The Baby Eye of Sauron
Katherine Willoughby lives is Richmond, Virginia and teaches Junior Kindergarten at the same school where she discovered her love of reading. When she is not in the classroom, Katherine enjoys building wooden train layouts with her three-year-old son, playing board games while drinking IPAs with her husband, and taking part in pub trivia. Read Across America Day is her favorite holiday!
My husband and I are both teachers, though we teach on opposite ends of the spectrum. I teach four-year-olds in my Junior Kindergarten classroom and he teaches sophomores in his English, Communication, and Theater classes. One thing we have in common, other than that none of our students remember to write their name on assignments, is we get to revel in snow days together, along with James, our small son.
In January, we were out on a Wednesday, Thursday, and Friday. Paired with the weekend, this meant five days cooped up at home at a time when it actually did snow, ice, and freeze quite a bit. We were stuck inside with a toddler who spent more time suiting up to play in the snow than actually playing in it.
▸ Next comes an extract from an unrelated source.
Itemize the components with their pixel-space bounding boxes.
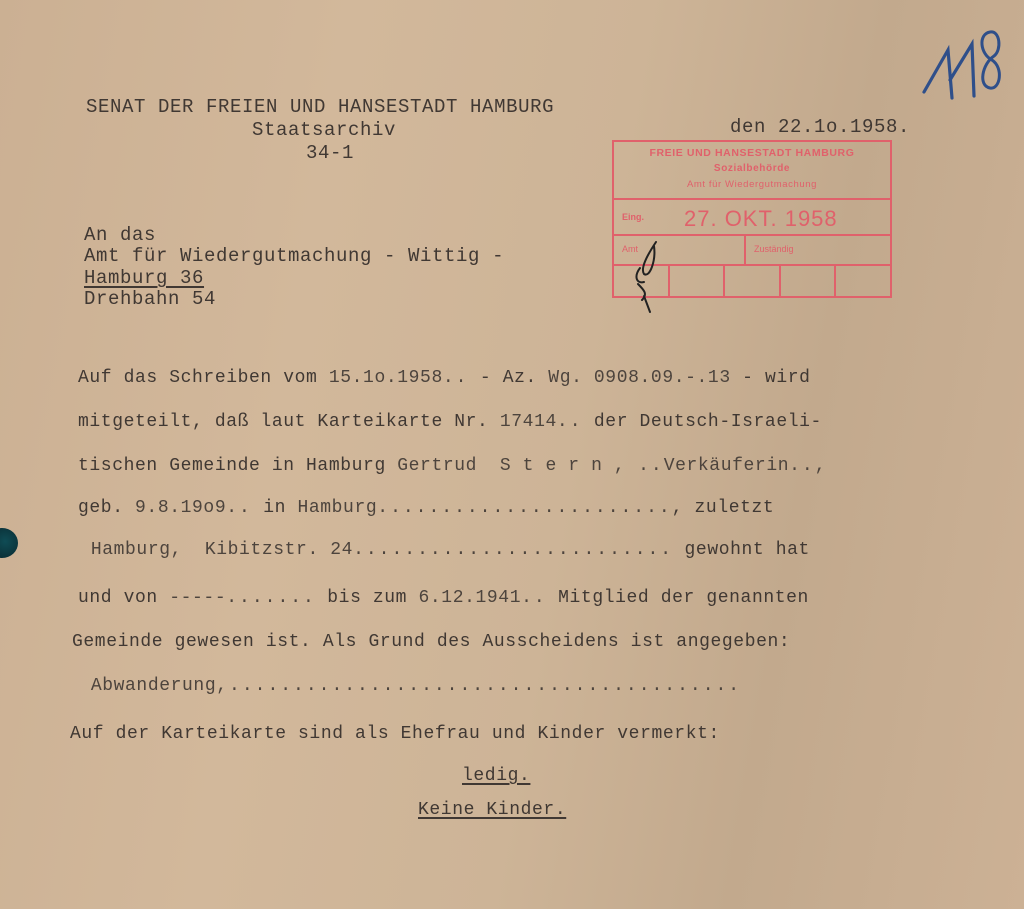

After reading every Thomas the Tank Engine Little Golden Book published, playing Candyland, watching the entire Cars movie franchise, and having Play-Doh gouged into the rug, we decided to introduce our child to The Lord of the Rings.
We began with the film The Fellowship of the Ring and, over the course of the five days, traveled with Frodo and the rest of the Fellowship through Middle Earth and to the Crack of Doom in Mordor. My son amazingly watched every minute of it.
After we finished the movies, I pulled out a book I purchased years ago from one of the discount racks at the front of a Barnes and Noble entitled Tolkien’s World: A Guide to the People and Places of Middle Earth by Gareth Hanrahan. It is a lavishly illustrated 80-page tome about the different races, weapons, and locations in The Hobbit and The Lord of the Rings. I assumed that James and I would look at some of the pictures together or maybe read the parts about orcs, goblins, and wargs. Instead, he wanted to start at the beginning and read about all things LOTR. He can now tell you the names of Bilbo’s parents (Belladonna and Bungo), where to find Mithril (in the Mines of Moria) and laughs every time I read that Gandalf was given one of the three rings of the elves (But, Mama, Gandalf is not an elf. He is a wizard!). He even spent one Saturday morning pretending to be the “Baby Eye of Sauron.” While I tried to talk him into being a baby hobbit or dwarf instead, I was impressed that he said that, since he was the Baby Eye of Sauron, we would not need matches any more to light our candles and fireplace. He would just do it with his evil, flaming eyeball.
We have now read various parts of this book each night for the past month or so. While some children memorize The Very Hungry Caterpillar and others repeat Llama Llama Red Pajama, I find it refreshing that my son and I geek out nightly on J.R.R. Tolkien. When he is older, I plan on reading the full novels together, visiting the Eagle and Child Pub with him in Oxford, and challenging him to a game of Lord of the Rings Trivial Pursuit—I hope that his passion for Tolkien still burns as brightly as the Baby Eye of Sauron.